MHB Explaining Dimensions of Tanagrams Without Midpoint Assumptions

[jljarrett18]

I am currently working on an assignment using Tanagrams. I have the information that I have:
• 2 large, and congruent, isosceles right triangles
• 1 medium isosceles right triangle
• 2 small, and congruent, isosceles right triangles
• 1 square
• 1 parallelogram

The pieces can be rearranged with no gaps or overlapping of shapes into a square with dimensions 1 unit by 1 unit (i.e., the entire area of the square is 1 unit^{2})
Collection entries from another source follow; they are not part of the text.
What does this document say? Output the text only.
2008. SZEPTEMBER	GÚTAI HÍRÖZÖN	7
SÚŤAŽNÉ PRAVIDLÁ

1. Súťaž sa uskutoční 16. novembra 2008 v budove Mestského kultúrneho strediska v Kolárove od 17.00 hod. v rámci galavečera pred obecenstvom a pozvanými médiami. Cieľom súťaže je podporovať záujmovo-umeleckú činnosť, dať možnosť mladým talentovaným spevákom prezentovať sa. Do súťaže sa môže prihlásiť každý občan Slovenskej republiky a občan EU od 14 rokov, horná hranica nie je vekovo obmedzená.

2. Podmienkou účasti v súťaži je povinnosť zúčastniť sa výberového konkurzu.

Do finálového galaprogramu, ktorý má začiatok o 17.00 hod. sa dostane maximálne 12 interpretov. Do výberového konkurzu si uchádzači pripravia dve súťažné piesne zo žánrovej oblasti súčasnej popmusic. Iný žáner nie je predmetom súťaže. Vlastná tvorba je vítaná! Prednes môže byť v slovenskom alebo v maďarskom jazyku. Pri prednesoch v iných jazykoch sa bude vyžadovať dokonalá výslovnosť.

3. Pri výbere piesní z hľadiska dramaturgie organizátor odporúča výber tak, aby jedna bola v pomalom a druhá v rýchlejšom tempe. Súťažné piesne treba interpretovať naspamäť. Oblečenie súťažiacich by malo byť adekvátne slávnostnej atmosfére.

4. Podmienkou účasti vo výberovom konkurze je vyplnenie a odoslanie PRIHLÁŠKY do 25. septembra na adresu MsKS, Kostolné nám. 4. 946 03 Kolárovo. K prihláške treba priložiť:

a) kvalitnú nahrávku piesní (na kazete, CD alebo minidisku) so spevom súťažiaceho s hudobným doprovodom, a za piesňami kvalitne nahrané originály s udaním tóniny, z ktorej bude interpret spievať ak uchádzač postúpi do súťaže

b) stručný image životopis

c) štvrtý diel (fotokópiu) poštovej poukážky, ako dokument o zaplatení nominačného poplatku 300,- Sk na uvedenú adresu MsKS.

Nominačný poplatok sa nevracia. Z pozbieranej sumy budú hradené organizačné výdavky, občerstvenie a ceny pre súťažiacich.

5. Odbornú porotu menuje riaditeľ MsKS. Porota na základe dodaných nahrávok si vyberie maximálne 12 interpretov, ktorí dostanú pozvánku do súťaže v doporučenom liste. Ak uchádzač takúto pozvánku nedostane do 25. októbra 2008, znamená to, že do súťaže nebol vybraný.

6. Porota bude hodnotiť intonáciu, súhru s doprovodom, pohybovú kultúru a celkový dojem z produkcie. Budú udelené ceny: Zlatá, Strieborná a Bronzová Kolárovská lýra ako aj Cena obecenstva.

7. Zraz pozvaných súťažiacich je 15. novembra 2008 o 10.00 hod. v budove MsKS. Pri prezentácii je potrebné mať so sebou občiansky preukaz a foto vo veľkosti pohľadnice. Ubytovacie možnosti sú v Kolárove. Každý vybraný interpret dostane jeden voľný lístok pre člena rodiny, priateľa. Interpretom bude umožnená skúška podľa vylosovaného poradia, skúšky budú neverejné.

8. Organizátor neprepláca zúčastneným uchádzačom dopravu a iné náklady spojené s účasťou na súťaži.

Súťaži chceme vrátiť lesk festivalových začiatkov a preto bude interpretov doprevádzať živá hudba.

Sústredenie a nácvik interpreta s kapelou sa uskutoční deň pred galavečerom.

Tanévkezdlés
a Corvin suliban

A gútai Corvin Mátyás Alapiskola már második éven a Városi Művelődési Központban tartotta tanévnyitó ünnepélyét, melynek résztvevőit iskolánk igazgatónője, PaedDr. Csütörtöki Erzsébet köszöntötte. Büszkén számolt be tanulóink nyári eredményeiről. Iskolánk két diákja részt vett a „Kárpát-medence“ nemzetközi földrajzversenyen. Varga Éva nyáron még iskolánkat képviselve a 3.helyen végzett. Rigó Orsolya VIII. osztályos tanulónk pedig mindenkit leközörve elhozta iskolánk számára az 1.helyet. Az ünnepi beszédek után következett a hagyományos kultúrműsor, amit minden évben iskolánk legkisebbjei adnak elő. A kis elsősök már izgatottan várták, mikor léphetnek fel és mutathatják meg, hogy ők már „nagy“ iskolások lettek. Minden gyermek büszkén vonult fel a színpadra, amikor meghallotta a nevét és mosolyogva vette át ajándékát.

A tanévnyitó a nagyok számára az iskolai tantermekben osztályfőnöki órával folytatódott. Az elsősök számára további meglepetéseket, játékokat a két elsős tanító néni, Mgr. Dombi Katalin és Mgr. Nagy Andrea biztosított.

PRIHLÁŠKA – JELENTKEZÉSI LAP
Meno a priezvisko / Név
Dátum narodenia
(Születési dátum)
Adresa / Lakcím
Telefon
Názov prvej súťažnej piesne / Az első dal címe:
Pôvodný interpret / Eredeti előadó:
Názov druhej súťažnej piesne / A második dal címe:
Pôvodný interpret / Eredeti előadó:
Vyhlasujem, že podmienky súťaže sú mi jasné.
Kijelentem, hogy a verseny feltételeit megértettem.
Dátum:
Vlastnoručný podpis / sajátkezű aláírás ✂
I have figured out all the dimensions of the pieces but I need to explain how I came up with them. The only thing is you cannot make midpoint assumptions (e.g. B is the midpoint between A and C). I used this assumption in determining the dimensions so I need a new way to explain the dimensions. I have already explained how I got the 2 large congruent isosceles triangles, but I am stuck.
I have attached a picture of the tanagram

This is what I have so far for my explanation:

The way that I determined the dimensions of each of the 7 shapes was by the information within the task. The information given says that the dimension of the whole square is 1 unit by 1 unit. So for the two large congruent isosceles triangles (segment AJ and JK) the one side is 1 unit because the one side takes up the whole side of the square as you can see by the 1 in red. Next, I tried to determine the dimension of the other two legs. By Theorem 6 of Pythagorean theorem: A triangle is a right triangle if and only if the sum of the squares of the two smaller legs equal the square of the largest leg; so (UCertify, n.a). Next what I did was plugged in 1 for C and squared it which is 1. Since the triangles are isosceles that mean both sides are congruent and equal. So, I divided 1 by 2 and then took the square root to find out what the two sides are which are

 

[Opalg]

What you have done so far is to identify the dimensions of the two big triangles $AFJ$ and $JFK$. I think that you should next look at the square $BDFE$. Draw its diagonal $BF$. You know that $F$ is the centre of the square $ACKJ$, and you know that the angles $BFD$ and $FAJ$ are both $45^\circ$. It follows that $BF$ is parallel to $AJ$, and you should be able to conclude that the length of $BF$ is $\frac12$. Then use Pythagoras to find the lengths of the sides of the square $BDFE$, and deduce that $B$ is indeed the midpoint of $AC.$

[Spelling suggestion: the name of these shapes is Tangrams, with two a's, not three.]

 

[jljarrett18]

So now I can prove the dimensions of square are (√2)/4. With that information I then can fill in the rest of the shapes of the tangrams because I know one length of the square?